Mas o governo não fallou n'este successo no discurso da corôa. Qual a causa d'esta omissão? Qual o motivo de tal eliminação? Porventura podiam assim os srs. ministros fugir á responsabilidade que lhes ha de caír effectiva e completa sobre a cabeça por causa d'este acontecimento, que eu julgo gravissimo e importantissimo, que eu julgo capital? (Apoiados.)

Os srs. ministros provavelmente limitam se a responder com o silencio. Como disse o sr. Saraiva de Carvalho, o silencio está arvorado em principio, em fundamento unico da defeza dos srs. ministros.

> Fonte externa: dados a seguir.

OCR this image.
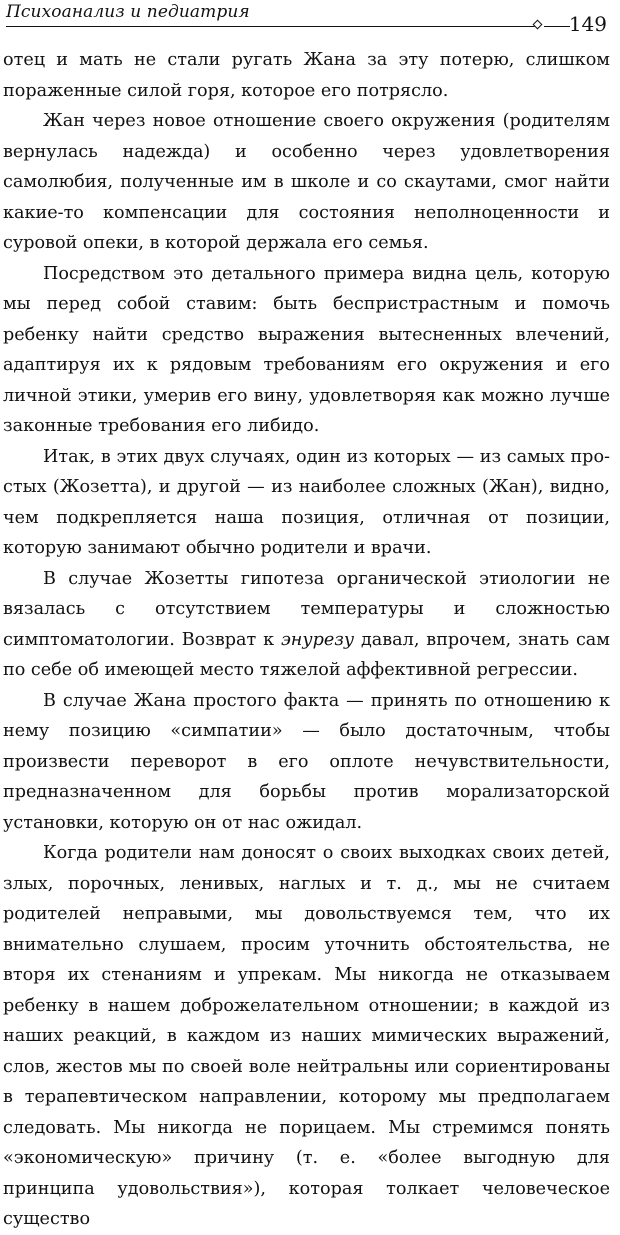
Психоанализ и педиатрия	149

отец и мать не стали ругать Жана за эту потерю, слишком пораженные силой горя, которое его потрясло.

Жан через новое отношение своего окружения (родителям вернулась надежда) и особенно через удовлетворения самолюбия, полученные им в школе и со скаутами, смог найти какие-то компенсации для состояния неполноценности и суровой опеки, в которой держала его семья.

Посредством это детального примера видна цель, которую мы перед собой ставим: быть беспристрастным и помочь ребенку найти средство выражения вытесненных влечений, адаптируя их к рядовым требованиям его окружения и его личной этики, умерив его вину, удовлетворяя как можно лучше законные требования его либидо.

Итак, в этих двух случаях, один из которых — из самых простых (Жозетта), и другой — из наиболее сложных (Жан), видно, чем подкрепляется наша позиция, отличная от позиции, которую занимают обычно родители и врачи.

В случае Жозетты гипотеза органической этиологии не вязалась с отсутствием температуры и сложностью симптоматологии. Возврат к энурезу давал, впрочем, знать сам по себе об имеющей место тяжелой аффективной регрессии.

В случае Жана простого факта — принять по отношению к нему позицию «симпатии» — было достаточным, чтобы произвести переворот в его оплоте нечувствительности, предназначенном для борьбы против морализаторской установки, которую он от нас ожидал.

Когда родители нам доносят о своих выходках своих детей, злых, порочных, ленивых, наглых и т. д., мы не считаем родителей неправыми, мы довольствуемся тем, что их внимательно слушаем, просим уточнить обстоятельства, не вторя их стенаниям и упрекам. Мы никогда не отказываем ребенку в нашем доброжелательном отношении; в каждой из наших реакций, в каждом из наших мимических выражений, слов, жестов мы по своей воле нейтральны или сориентированы в терапевтическом направлении, которому мы предполагаем следовать. Мы никогда не порицаем. Мы стремимся понять «экономическую» причину (т. е. «более выгодную для принципа удовольствия»), которая толкает человеческое существо
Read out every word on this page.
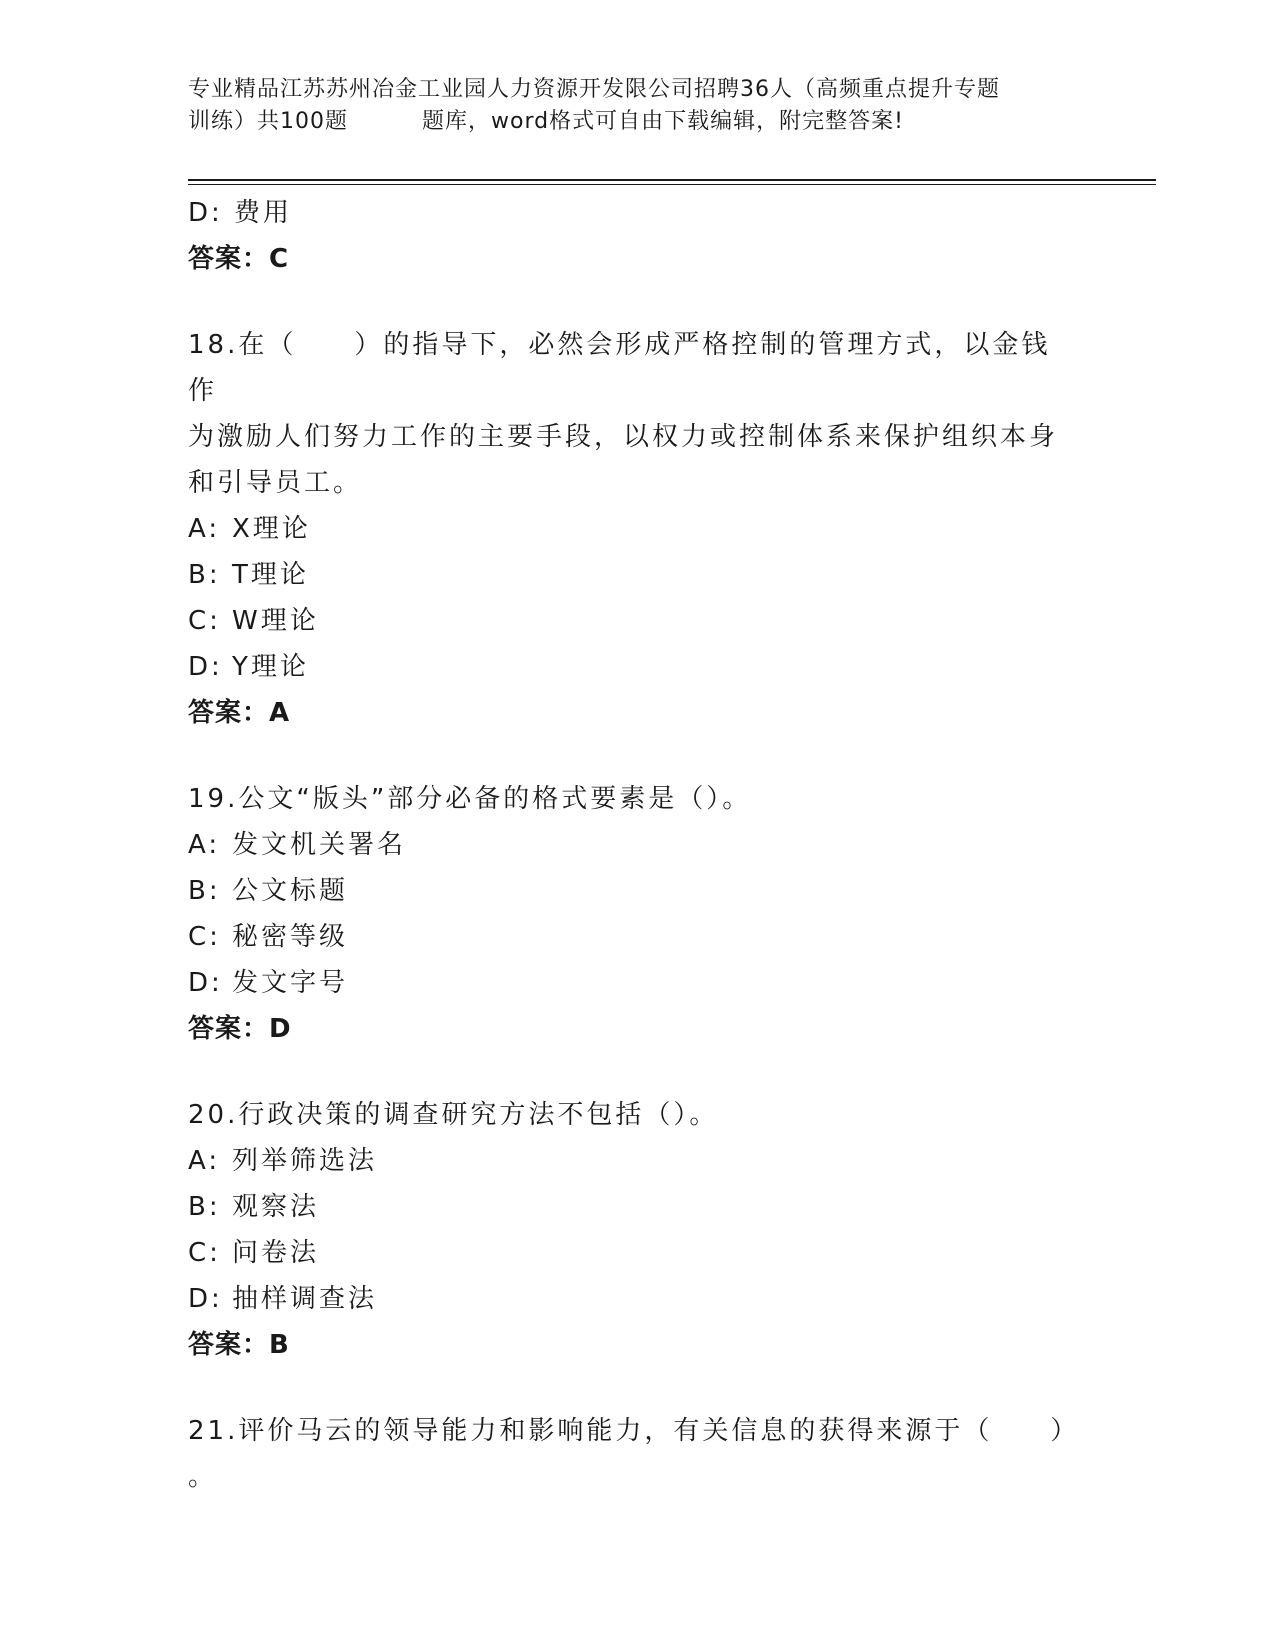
专业精品江苏苏州冶金工业园人力资源开发限公司招聘36人（高频重点提升专题
训练）共100题	题库，word格式可自由下载编辑，附完整答案!
D: 费用
答案：C
18.在（　　）的指导下，必然会形成严格控制的管理方式，以金钱作
为激励人们努力工作的主要手段，以权力或控制体系来保护组织本身
和引导员工。
A: X理论
B: T理论
C: W理论
D: Y理论
答案：A
19.公文“版头”部分必备的格式要素是（）。
A: 发文机关署名
B: 公文标题
C: 秘密等级
D: 发文字号
答案：D
20.行政决策的调查研究方法不包括（）。
A: 列举筛选法
B: 观察法
C: 问卷法
D: 抽样调查法
答案：B
21.评价马云的领导能力和影响能力，有关信息的获得来源于（　　）
。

Mas ao silencio do governo ha de corresponder a insistencia da opposição (apoiados.)

Nós queremos saber os motivos porque o sr. visconde de Chancelleiros saíu do seio do gabinete; queremos aqui os documentos que já foram pedidos pelo sr. Rodrigues de Freitas e por mim. Esses documentos não vieram, não sei porque. Ignoro se tambem sobre elles terá de haver alguma consulta do digno, honrado e intelligente conselheiro procurador geral da corôa (riso), a cuja sombra anda sempre a collocar-se o sr. presidente do conselho (apoiados).

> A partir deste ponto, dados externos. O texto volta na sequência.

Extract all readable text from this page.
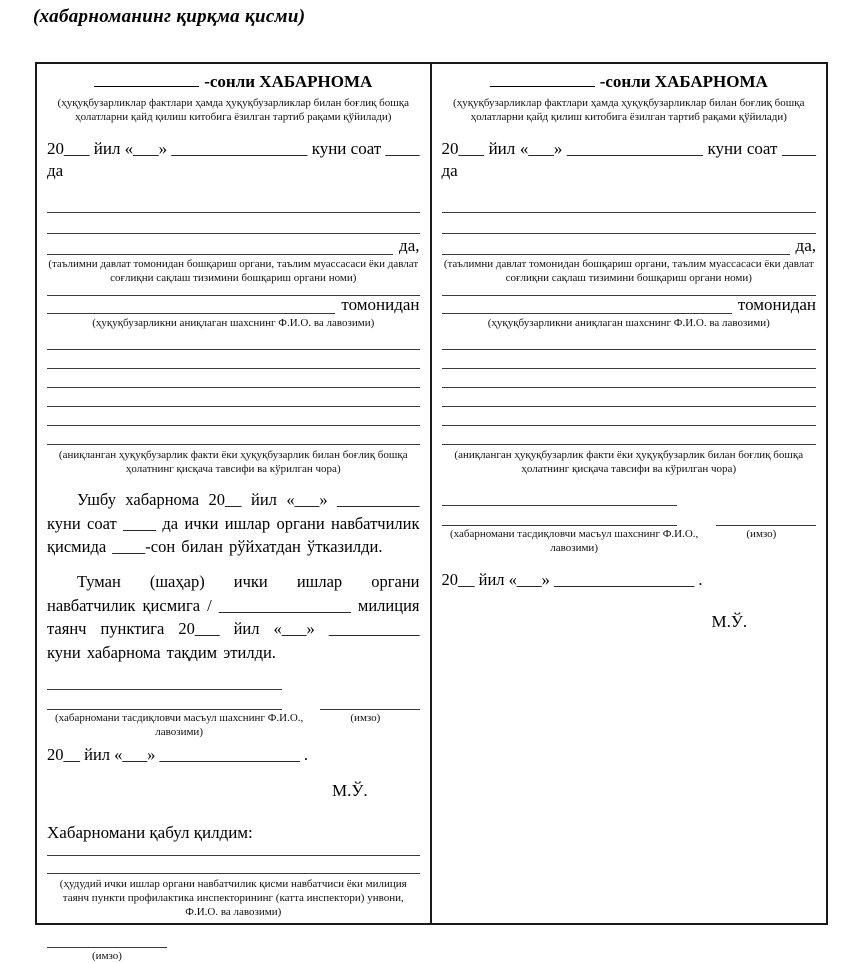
(хабарноманинг қирқма қисми)
-сонли ХАБАРНОМА
(ҳуқуқбузарликлар фактлари ҳамда ҳуқуқбузарликлар билан боғлиқ бошқа ҳолатларни қайд қилиш китобига ёзилган тартиб рақами қўйилади)
20___ йил «___» ________________ куни соат ____ да
да,
(таълимни давлат томонидан бошқариш органи, таълим муассасаси ёки давлат соғлиқни сақлаш тизимини бошқариш органи номи)
томонидан
(ҳуқуқбузарликни аниқлаган шахснинг Ф.И.О. ва лавозими)
(аниқланган ҳуқуқбузарлик факти ёки ҳуқуқбузарлик билан боғлиқ бошқа ҳолатнинг қисқача тавсифи ва кўрилган чора)
Ушбу хабарнома 20__ йил «___» __________ куни соат ____ да ички ишлар органи навбатчилик қисмида ____-сон билан рўйхатдан ўтказилди.
Туман (шаҳар) ички ишлар органи навбатчилик қисмига / ________________ милиция таянч пунктига 20___ йил «___» ___________ куни хабарнома тақдим этилди.
(хабарномани тасдиқловчи масъул шахснинг Ф.И.О., лавозими)
(имзо)
20__ йил «___» _________________ .
М.Ў.
Хабарномани қабул қилдим:
(ҳудудий ички ишлар органи навбатчилик қисми навбатчиси ёки милиция таянч пункти профилактика инспекторининг (катта инспектори) унвони, Ф.И.О. ва лавозими)
(имзо)
-сонли ХАБАРНОМА
(ҳуқуқбузарликлар фактлари ҳамда ҳуқуқбузарликлар билан боғлиқ бошқа ҳолатларни қайд қилиш китобига ёзилган тартиб рақами қўйилади)
20___ йил «___» ________________ куни соат ____ да
да,
(таълимни давлат томонидан бошқариш органи, таълим муассасаси ёки давлат соғлиқни сақлаш тизимини бошқариш органи номи)
томонидан
(ҳуқуқбузарликни аниқлаган шахснинг Ф.И.О. ва лавозими)
(аниқланган ҳуқуқбузарлик факти ёки ҳуқуқбузарлик билан боғлиқ бошқа ҳолатнинг қисқача тавсифи ва кўрилган чора)
(хабарномани тасдиқловчи масъул шахснинг Ф.И.О., лавозими)
(имзо)
20__ йил «___» _________________ .
М.Ў.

Nós pedimos copia de toda a correspondencia official que se deu com relação a esse facto, e essa correspondencia official não vem, é trancada. A estes pedidos que nós fazemos constantemente com o direito que a lei nos dá; a estes pedidos responde o governo com o seu habitual silencio! (Apoiados.)

(Entra o sr. ministro da fazenda.)

Sr. presidente, ha dias proferiu-se aqui a palavra «cobardia». Já não é parlamentar esta palavra. Eu não empregarei a palavra «cobardia», digo, porém, que é insigne fraqueza (não quero dar-lhe outra classificação), o comportamento do governo em pretender evitar a responsabilidade dos seus actos, e em recusar instante e constantemente aquelles documentos que os deputados da opposição lhe pedem, e de que póde advir para o gabinete uma accusação formal (apoiados).

Eu insisto n'este ponto, e já hontem tinha feito um requerimento para que a questão fosse adiada, até que esses documentos viessem, tal é a importancia que entendo que lhes devo dar!